In moderation, caffeine can help sooth sore muscles and increase energy (and along with that, increase physical performance). However, it can also cause anxiety, nausea, irritability, and sleeplessness. It's also important to note that coffee is often heavily sprayed with pesticides, which can be toxic to the body.
Many people have a sensitivity to dairy. It has been shown to be difficult to digest and many find that it causes excess mucus, which can worsen existing allergies. Further, milk that isn't whole (i.e. the least humanly altered) and isn't organic is very likely to contain antibiotics and hormones (farmers pump hormones to increase milk production). When I spoke with Dr. Lipman, he stressed that there are a number of plant sources with which to get our calcium fill and that contrary to the popular belief that dairy helps ensure bone health, some studies seem to indicate that dairy consumption may lead to osteoporotic fracture.
While there are people who avoid gluten — a grain found in wheat, rye, barley, along with a slew of other products like malt, beer, flavorings… — because they have celiac disease (destruction of the lining in the small intestine after gluten is ingested), an increasing amount of people are avoiding it because they deam it unhealthy.

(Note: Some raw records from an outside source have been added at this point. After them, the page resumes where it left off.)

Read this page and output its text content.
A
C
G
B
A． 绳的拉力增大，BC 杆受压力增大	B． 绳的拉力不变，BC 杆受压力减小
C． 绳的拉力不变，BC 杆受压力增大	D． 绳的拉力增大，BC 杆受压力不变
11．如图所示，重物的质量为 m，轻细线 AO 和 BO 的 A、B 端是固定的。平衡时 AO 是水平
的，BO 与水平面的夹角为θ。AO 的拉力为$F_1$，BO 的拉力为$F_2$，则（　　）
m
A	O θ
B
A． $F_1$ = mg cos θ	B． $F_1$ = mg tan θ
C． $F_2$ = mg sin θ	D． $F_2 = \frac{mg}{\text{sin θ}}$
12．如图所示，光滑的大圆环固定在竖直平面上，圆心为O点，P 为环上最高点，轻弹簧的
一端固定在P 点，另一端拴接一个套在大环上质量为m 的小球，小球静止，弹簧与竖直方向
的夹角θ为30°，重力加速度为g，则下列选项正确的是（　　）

Dr. Lipman told me that he believes it's not that gluten is inherently unhealthy, but it's what we've done to it that is unhealthy. To that end he tells all of his patients to avoid gluten whenever they can. The reason Dr. Lipman and many nutritionists are gluten averse is because it's difficult to digest, even for those that do not suffer from celiac disease. Some studies have also fond that reactions to gluten can often include headaches, fatigue, and depression, which is why cutting it out to test if you have a sensitivity is often recommended. The good news is that because of increased gluten awareness, alternatives like quinoa, millet, and amaranth abound.
Unfortunately a gluten-free label does not necessarily mean the product in question is healthy and the typical gluten-free diet may be low in essential vitamins and dietary fiber, while being high in fat and sugar. When buying a product labeled as gluten-free make sure to read the nutrition label.